One of the central threads of the pandemic economy narrative has been the partial shift in spending from services to goods: we can’t fly in airplanes so let’s buy a boat. Many of the products that benefitted from this trend are imported (bicycles, hiking boots), so U.S. manufacturers did not claim all the upside. But the U.S. manufacturing sector looks pretty good right now.
Figure 1 shows the trend in manufacturing new factory orders for the past five years by three main divisions.
Manufacturing activity had grown sharply between 2016 and 2018, with the durable goods sector (defined as products that last more than three years) dragging the total down slightly in 2019. Then, the entire manufacturing sector fell by 7 percent in 2020. If current early trends for 2021 continue, manufacturing will be back to where it was a few years ago.
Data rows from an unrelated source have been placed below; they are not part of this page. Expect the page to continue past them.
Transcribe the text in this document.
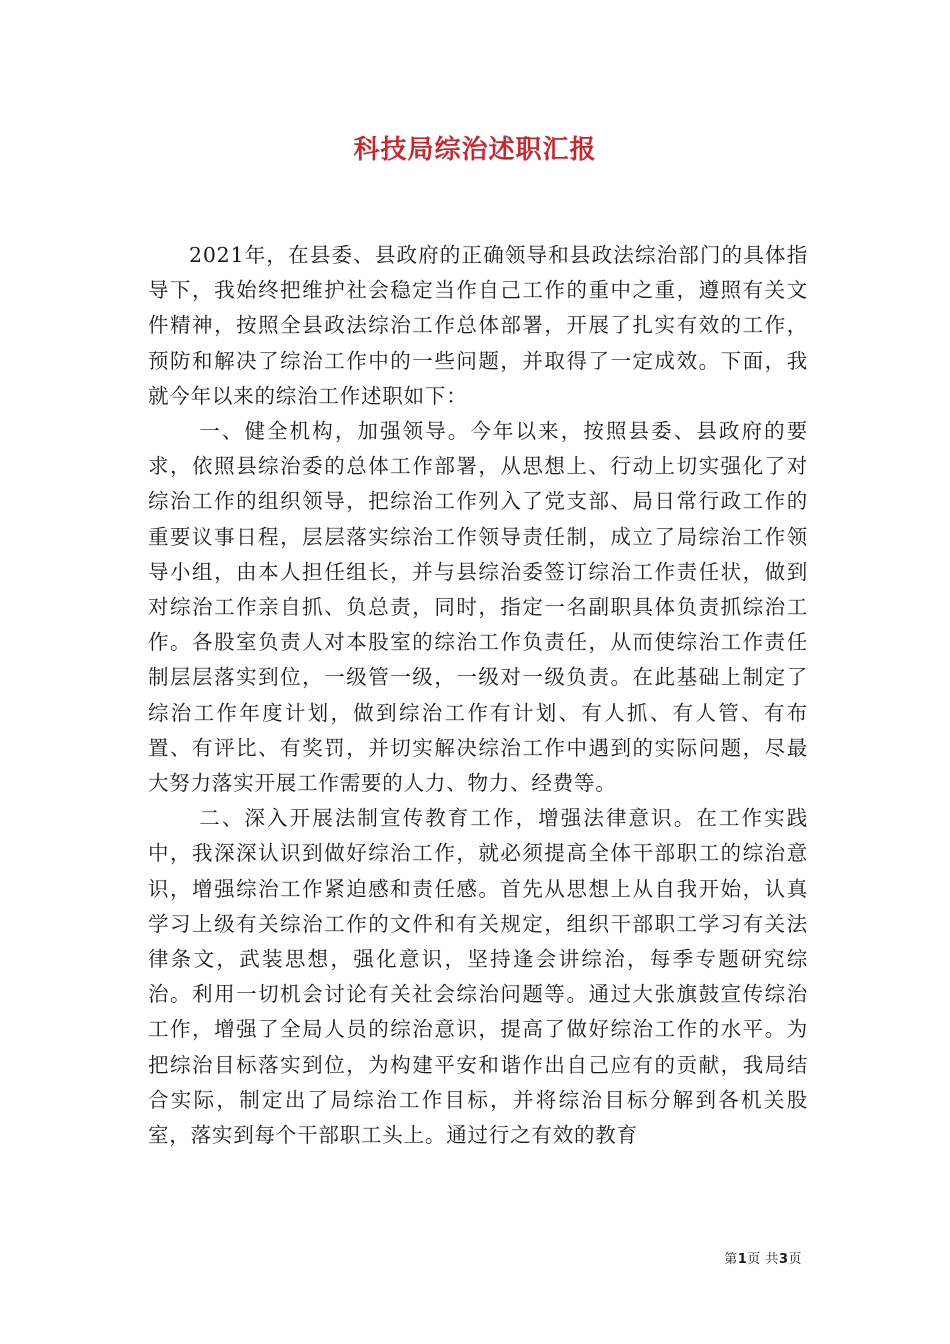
科技局综治述职汇报

2021年，在县委、县政府的正确领导和县政法综治部门的具体指导下，我始终把维护社会稳定当作自己工作的重中之重，遵照有关文件精神，按照全县政法综治工作总体部署，开展了扎实有效的工作，预防和解决了综治工作中的一些问题，并取得了一定成效。下面，我就今年以来的综治工作述职如下：

一、健全机构，加强领导。今年以来，按照县委、县政府的要求，依照县综治委的总体工作部署，从思想上、行动上切实强化了对综治工作的组织领导，把综治工作列入了党支部、局日常行政工作的重要议事日程，层层落实综治工作领导责任制，成立了局综治工作领导小组，由本人担任组长，并与县综治委签订综治工作责任状，做到对综治工作亲自抓、负总责，同时，指定一名副职具体负责抓综治工作。各股室负责人对本股室的综治工作负责任，从而使综治工作责任制层层落实到位，一级管一级，一级对一级负责。在此基础上制定了综治工作年度计划，做到综治工作有计划、有人抓、有人管、有布置、有评比、有奖罚，并切实解决综治工作中遇到的实际问题，尽最大努力落实开展工作需要的人力、物力、经费等。

二、深入开展法制宣传教育工作，增强法律意识。在工作实践中，我深深认识到做好综治工作，就必须提高全体干部职工的综治意识，增强综治工作紧迫感和责任感。首先从思想上从自我开始，认真学习上级有关综治工作的文件和有关规定，组织干部职工学习有关法律条文，武装思想，强化意识，坚持逢会讲综治，每季专题研究综治。利用一切机会讨论有关社会综治问题等。通过大张旗鼓宣传综治工作，增强了全局人员的综治意识，提高了做好综治工作的水平。为把综治目标落实到位，为构建平安和谐作出自己应有的贡献，我局结合实际，制定出了局综治工作目标，并将综治目标分解到各机关股室，落实到每个干部职工头上。通过行之有效的教育

第1页 共3页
Figure 2 shows month-by-month detail for these four measures for the past 24 months.
Here in the consumer durables sector might be the best example of a sharp “V” recovery. As the pandemic set in, wholesalers and retailers cut their factory orders by 65 percent, not wanting to get stuck with a lot of unsold inventory as consumers hunkered down. But the hunkering didn’t last long. Consumers started spending again pretty quickly as most households regained financial stability and found fewer ways to spend money on services. The same process took place, to a lesser degree, in non-durables and in capital goods (the difference between all durables and consumer durables).
In January and February of this year, these manufacturing indices were just about where they were in early 2020, when adjusted for inflation. Rising employment and stimulus checks, combined with a still-slow service sector, should keep factories humming in the first half of the year.
A potential problem to watch for: a slump after accelerated spending. As households receive thousands of dollars in the latest round of recovery, many will be tempted to buy moderately expensive goods that they might have anticipated buying in the future. Because the new refrigerator planned for 2022 arrives a year earlier, will refrigerator sales drop next year? As with so many pandemic questions, we have no way to model this, so we will just wait and see how consumer behavior unfolds. How will the massive build-up of savings affect the composition and timing of purchases?